The National Park Service Office of Public Health learned over the weekend of a confirmed third case, which resulted in a fatality, and probable fourth case, of hantavirus in individuals who visited Yosemite National Park in June of this year. Currently Delaware North Company (DNC) is working to contact all visitors who stayed in “Signature Tent Cabins” at Curry Village from mid-June through the end of August. These individuals are being informed of the recent cases and are being advised to seek immediate medical attention if they exhibit any symptoms of hantavirus.
HPS is caused by a virus that individuals get through contact with the urine, droppings or saliva of infected rodents, primarily deer mice. Not all deer mice carry hantavirus, but deer mice with hantavirus have been found throughout the United States. Most infections are caused by breathing small particles of mouse urine or droppings that have been stirred up into the air.
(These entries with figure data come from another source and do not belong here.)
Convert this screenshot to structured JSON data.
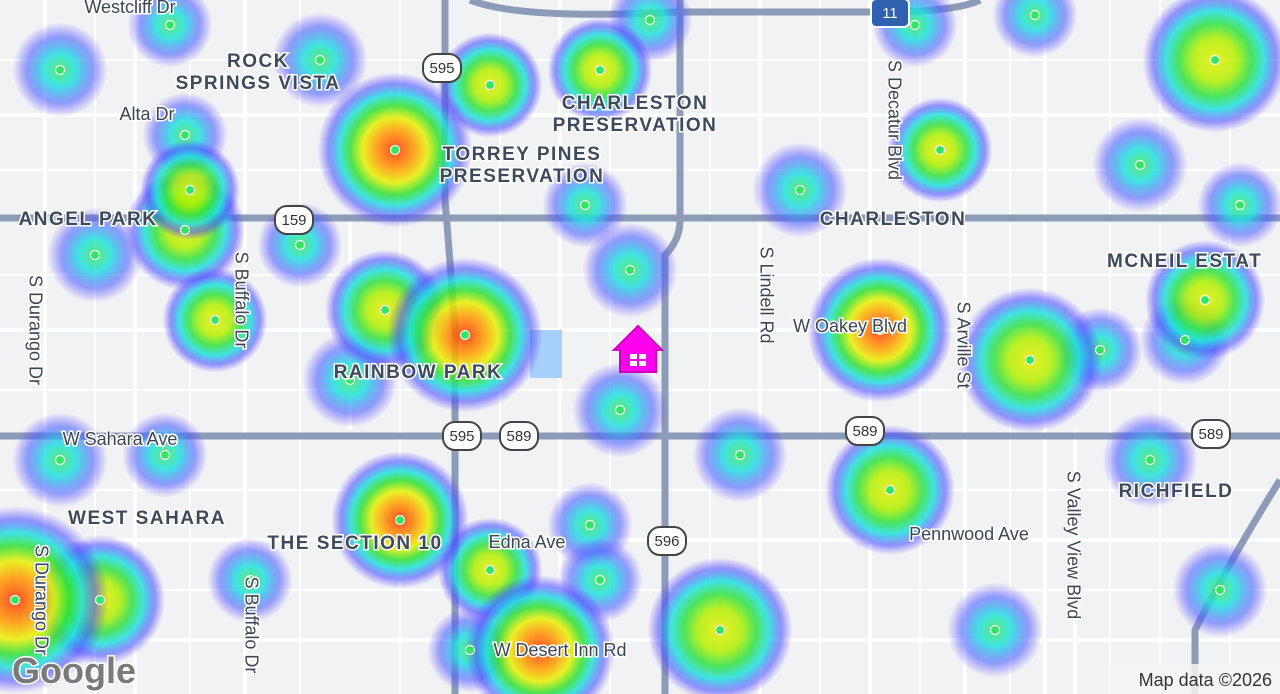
{
  "map": {
    "neighborhoods": [
      [
        "ROCK",
        "SPRINGS VISTA"
      ],
      [
        "CHARLESTON",
        "PRESERVATION"
      ],
      [
        "TORREY PINES",
        "PRESERVATION"
      ],
      [
        "ANGEL PARK"
      ],
      [
        "CHARLESTON"
      ],
      [
        "MCNEIL ESTAT"
      ],
      [
        "RAINBOW PARK"
      ],
      [
        "WEST SAHARA"
      ],
      [
        "THE SECTION 10"
      ],
      [
        "RICHFIELD"
      ]
    ],
    "streets": [
      "Westcliff Dr",
      "Alta Dr",
      "S Durango Dr",
      "S Buffalo Dr",
      "S Decatur Blvd",
      "S Lindell Rd",
      "W Oakey Blvd",
      "S Arville St",
      "W Sahara Ave",
      "Edna Ave",
      "Pennwood Ave",
      "S Valley View Blvd",
      "W Desert Inn Rd",
      "S Durango Dr",
      "S Buffalo Dr"
    ],
    "shields": [
      "595",
      "159",
      "595",
      "589",
      "589",
      "589",
      "596",
      "11"
    ],
    "attribution": "Map data ©2026",
    "logo": "Google"
  }
}
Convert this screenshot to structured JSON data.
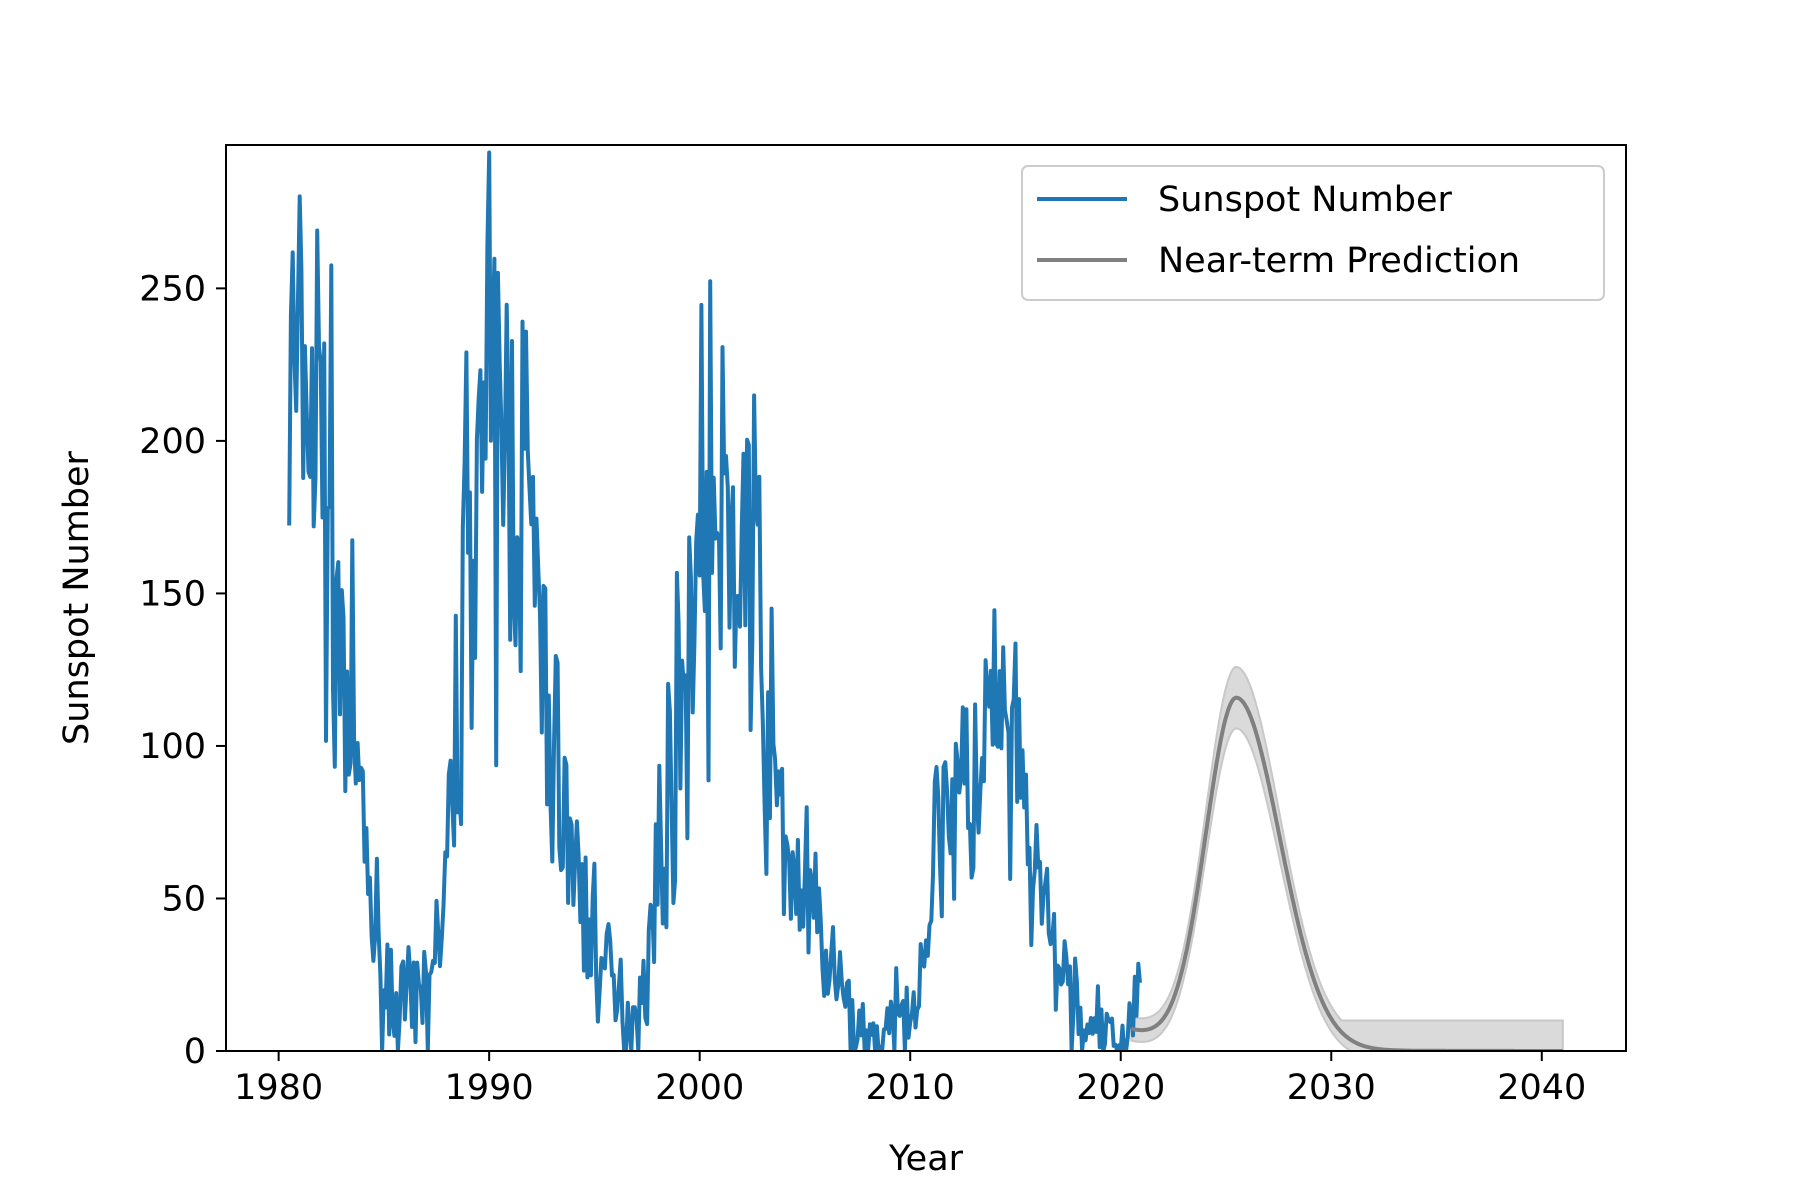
{
  "chart_data": {
    "type": "line",
    "title": "",
    "xlabel": "Year",
    "ylabel": "Sunspot Number",
    "xlim": [
      1977.5,
      2044
    ],
    "ylim": [
      0,
      297
    ],
    "xticks": [
      1980,
      1990,
      2000,
      2010,
      2020,
      2030,
      2040
    ],
    "yticks": [
      0,
      50,
      100,
      150,
      200,
      250
    ],
    "grid": false,
    "legend": {
      "placement": "top-right"
    },
    "colors": {
      "observed": "#1f77b4",
      "prediction": "#808080",
      "band": "#d3d3d3"
    },
    "series": [
      {
        "name": "Sunspot Number",
        "style": "noisy-line",
        "seed": 7,
        "samples_per_year": 12,
        "x_range": [
          1980.5,
          2020.92
        ],
        "anchors": [
          [
            1980.5,
            215
          ],
          [
            1981.0,
            218
          ],
          [
            1981.5,
            212
          ],
          [
            1982.0,
            205
          ],
          [
            1982.5,
            165
          ],
          [
            1983.0,
            128
          ],
          [
            1983.5,
            100
          ],
          [
            1984.0,
            72
          ],
          [
            1984.5,
            42
          ],
          [
            1985.0,
            22
          ],
          [
            1985.5,
            18
          ],
          [
            1986.0,
            14
          ],
          [
            1986.5,
            12
          ],
          [
            1987.0,
            22
          ],
          [
            1987.5,
            32
          ],
          [
            1988.0,
            55
          ],
          [
            1988.5,
            110
          ],
          [
            1989.0,
            178
          ],
          [
            1989.5,
            205
          ],
          [
            1990.0,
            200
          ],
          [
            1990.5,
            195
          ],
          [
            1991.0,
            200
          ],
          [
            1991.5,
            195
          ],
          [
            1992.0,
            170
          ],
          [
            1992.5,
            120
          ],
          [
            1993.0,
            100
          ],
          [
            1993.5,
            85
          ],
          [
            1994.0,
            60
          ],
          [
            1994.5,
            48
          ],
          [
            1995.0,
            38
          ],
          [
            1995.5,
            28
          ],
          [
            1996.0,
            16
          ],
          [
            1996.5,
            9
          ],
          [
            1997.0,
            15
          ],
          [
            1997.5,
            30
          ],
          [
            1998.0,
            55
          ],
          [
            1998.5,
            85
          ],
          [
            1999.0,
            105
          ],
          [
            1999.5,
            140
          ],
          [
            2000.0,
            172
          ],
          [
            2000.5,
            180
          ],
          [
            2001.0,
            158
          ],
          [
            2001.5,
            165
          ],
          [
            2002.0,
            170
          ],
          [
            2002.5,
            158
          ],
          [
            2003.0,
            120
          ],
          [
            2003.5,
            90
          ],
          [
            2004.0,
            70
          ],
          [
            2004.5,
            58
          ],
          [
            2005.0,
            50
          ],
          [
            2005.5,
            42
          ],
          [
            2006.0,
            30
          ],
          [
            2006.5,
            22
          ],
          [
            2007.0,
            12
          ],
          [
            2007.5,
            8
          ],
          [
            2008.0,
            4
          ],
          [
            2008.5,
            3
          ],
          [
            2009.0,
            5
          ],
          [
            2009.5,
            8
          ],
          [
            2010.0,
            18
          ],
          [
            2010.5,
            28
          ],
          [
            2011.0,
            50
          ],
          [
            2011.5,
            85
          ],
          [
            2012.0,
            88
          ],
          [
            2012.5,
            80
          ],
          [
            2013.0,
            82
          ],
          [
            2013.5,
            92
          ],
          [
            2014.0,
            112
          ],
          [
            2014.5,
            100
          ],
          [
            2015.0,
            88
          ],
          [
            2015.5,
            72
          ],
          [
            2016.0,
            55
          ],
          [
            2016.5,
            40
          ],
          [
            2017.0,
            28
          ],
          [
            2017.5,
            22
          ],
          [
            2018.0,
            12
          ],
          [
            2018.5,
            6
          ],
          [
            2019.0,
            5
          ],
          [
            2019.5,
            3
          ],
          [
            2020.0,
            2
          ],
          [
            2020.5,
            8
          ],
          [
            2020.92,
            30
          ]
        ]
      },
      {
        "name": "Near-term Prediction",
        "style": "smooth-line",
        "x_range": [
          2020.5,
          2041.0
        ],
        "peak_x": 2025.5,
        "peak_y": 114.5,
        "start_y": 7
      }
    ],
    "uncertainty_band": {
      "x_range": [
        2020.5,
        2041.0
      ],
      "half_width_at_peak": 10,
      "floor_upper": 10
    }
  }
}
Symptoms include: fatigue, fever and muscle aches, especially in the large muscle groups—thighs, hips, back, and sometimes shoulders.There may also be headaches, dizziness, chills, and abdominal problems, such as nausea, vomiting, diarrhea, and abdominal pain.
Advanced stages of HPS include: lungs fill with fluid and shortness of breath.
If you feel you may have been exposed to the virus you should seek medical attention from your personal physician immediately.
To minimize exposure to HPS:
- Avoid areas, especially indoors, where wild rodents are likely to have been present.
- Keep food in tightly sealed containers and store away from rodents.
- Keep rodents out of buildings by removing stacked wood, rubbish piles, and discarded junk from around homes and sealing any holes where rodents could enter.
- When cleaning sleeping or living areas, open windows to air out the areas for at least two hours before entering. Take care not to stir up dust. Wear plastic gloves and spray areas contaminated with rodent droppings and urine with a 10% bleach solution or other household disinfectants and wait at least 15 minutes before cleaning the area. Place the waste in double plastic bags, each tightly sealed, and discard in the trash. Wash hands thoroughly afterward.
- Do not touch or handle live rodents and wear gloves when handling dead rodents. Spray dead rodents with a disinfectant and dispose of in the same way as droppings. Wash hands thoroughly after handling dead rodents.
- If there are large numbers of rodents in a home or other buildings, contact a licensed pest control service to remove them.